Numb with horror and sick with pity,
The heart of each as an iron weight,
We crept in the dawn from the awful city,
Journeying out of the seaward gate.
The great sun came from the sea before us;
A soft wind blew from the scented south;
But our eyes knew not of the steps that bore us
Down to the ships at the Timber's mouth;
And we prayed then, as we turned our faces
Over the sea to the living God,
That our ways might be in the fierce bare places,
Where never the foot of a live man trod:
And we set sail in the noon, not caring
Whether the prow of the dark ship came,
No more over the old ways faring;
For the sea was cold, but the land was flame:
And the keen ship sped, and a deadly coma
Blotted away from our eyes forever,
Tower on tower, the great city Roma,
Palace and temple and yellow river.
THE COMING OF WINTER
Out of the Northland sombre weirds are calling;
A shadow falleth southward day by day;
Sad summers arms grow cold; his fire is falling;
His feet draw back to give the stern one way.

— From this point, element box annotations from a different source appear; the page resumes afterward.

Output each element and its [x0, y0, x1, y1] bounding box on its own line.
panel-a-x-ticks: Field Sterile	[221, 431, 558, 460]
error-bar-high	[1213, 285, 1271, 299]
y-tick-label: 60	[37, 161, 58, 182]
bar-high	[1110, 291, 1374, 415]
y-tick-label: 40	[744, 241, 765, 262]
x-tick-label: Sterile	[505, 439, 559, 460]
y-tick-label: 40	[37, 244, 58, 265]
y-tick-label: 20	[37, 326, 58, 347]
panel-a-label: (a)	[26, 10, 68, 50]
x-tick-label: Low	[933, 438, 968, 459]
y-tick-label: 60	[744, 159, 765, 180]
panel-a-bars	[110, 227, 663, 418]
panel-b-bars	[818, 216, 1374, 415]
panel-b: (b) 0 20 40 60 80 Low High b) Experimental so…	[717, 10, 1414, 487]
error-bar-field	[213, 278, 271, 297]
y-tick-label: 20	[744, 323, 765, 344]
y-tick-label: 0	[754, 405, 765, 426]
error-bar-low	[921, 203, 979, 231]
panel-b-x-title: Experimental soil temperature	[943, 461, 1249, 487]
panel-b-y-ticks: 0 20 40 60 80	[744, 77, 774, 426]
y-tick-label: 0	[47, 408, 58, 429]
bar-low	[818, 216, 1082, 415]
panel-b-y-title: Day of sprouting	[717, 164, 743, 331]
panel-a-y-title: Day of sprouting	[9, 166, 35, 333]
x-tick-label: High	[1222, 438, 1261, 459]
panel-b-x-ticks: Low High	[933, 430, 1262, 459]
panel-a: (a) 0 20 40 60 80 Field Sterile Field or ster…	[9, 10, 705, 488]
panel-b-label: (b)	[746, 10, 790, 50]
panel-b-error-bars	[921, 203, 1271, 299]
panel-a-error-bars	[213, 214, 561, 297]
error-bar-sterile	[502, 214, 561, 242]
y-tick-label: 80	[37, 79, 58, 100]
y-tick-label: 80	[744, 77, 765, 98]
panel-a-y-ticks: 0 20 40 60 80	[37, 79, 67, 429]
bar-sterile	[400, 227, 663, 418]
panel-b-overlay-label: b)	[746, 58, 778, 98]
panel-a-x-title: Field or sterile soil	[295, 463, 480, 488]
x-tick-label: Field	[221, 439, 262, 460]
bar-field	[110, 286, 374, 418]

It is the voice and shadow of the slayer,
Slayer of loves, sweet world, slayer of dreams;
Make sad thy voice with sombre plaint and prayer;
Make gray thy woods, and darken all they streams.
Black grows the river, blacker drifts the eddy:
The sky is grey; the woods are cold below:
Oh make the bosom, and thy sad lips ready,
For the cold kisses of the folding snow.